You there, stop yawning when we start talking about personal finance. Especially this magazine.
The bottom was going to start shaking out of this category sooner or later. Keith Kelly's item today about this magazine firing their entire ad sales staff and outsourcing these services does not bode well for this perennial third runner.
* Personal finance information runs rampant on the web, from CNNMoney.com to Motley Fool to Yahoo! and countless others.
* Kiplinger's has the oldest readership of the personal finance titles and has failed to bring in enough new young readers, especially with all that stuff around for free on the web.
* Dated editorial direction from the early 90's.
* No discernible web strategy. They throw the magazine's content up on the web, so why buy the magazine?
ODDS OF SURVIVAL: 15%
Maybe...our sales to reception rooms were down 16% from 2005 to 2006.
I predict that Fast Company or FSB will be on the chopping block this year. In the business and money magazine category.
Posted by: Purplepeeps | April 06, 2007 at 02:24 PM
Hello, Mr. Reaper...Knight Kiplinger here. I am reminded of Mark Twain's quip, upon reading his own obituary in a newspaper: "Reports of my death are greatly exaggerated." A year after you gave us "15% odds of survival", Kiplinger's magazine is alive and well and showing the resilience of the pioneer that invented personal-finance publishing in 1947.
In the past year Kiplinger's has seen a 17% increase in total audience (spring MRI), compared with +10% at Money and +1% at SmartMoney. We're enjoying the largest increases in newsstand sales in the personal finance category. MRI reported Kiplinger's median household income ($102,000) to be second only to The Economist among ALL magazines it surveys, ahead of BW, Fortune, Barron's, and Forbes, not to mention Money and SmartMoney.

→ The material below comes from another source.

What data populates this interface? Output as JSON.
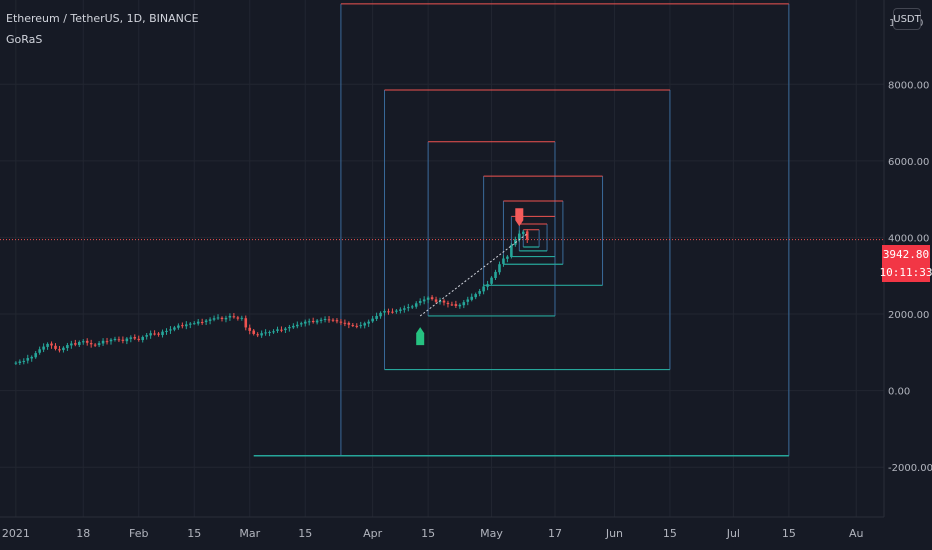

"No discernible web strategy"? LOL, as my kids say. Our 2008 Web ad revenue is up 162% over the first five months of '07, on a 54% gain in monthly page views and unique visitors (many of them younger readers just now discovering the wisdom of Kiplinger). Kiplinger.com just won a 2008 EPpy for "Best Business/Financial Web site" with under one million unique visitors a month (but now well over that), and we were a finalist for an EPpy as "Best National Magazine Web site," and a 2008 Webby honoree for "Best Financial Services" Web site. Kiplinger's Web strategy in the early '00s was to keep our powder dry while SmartMoney and Money lost many millions of dollars expanding too fast--money they won't earn back for years. Now we at Kiplinger are benefiting from surging ad spending on the Web, which is offsetting the demonstrable decline in print ad pages experienced by all magazines.
Mr. Reaper, it is myopic to view magazines today simply as stand-alone enterprises. At Kiplinger, our magazine is just one part of a valuable media franchise (founded on business newsletters) with growing revenue from the Web, custom publishing, sponsored DVDs, cable programming, audio conferences, etc. We're closely held, well capitalized, and we love our work as much as our readers do. Nuff said.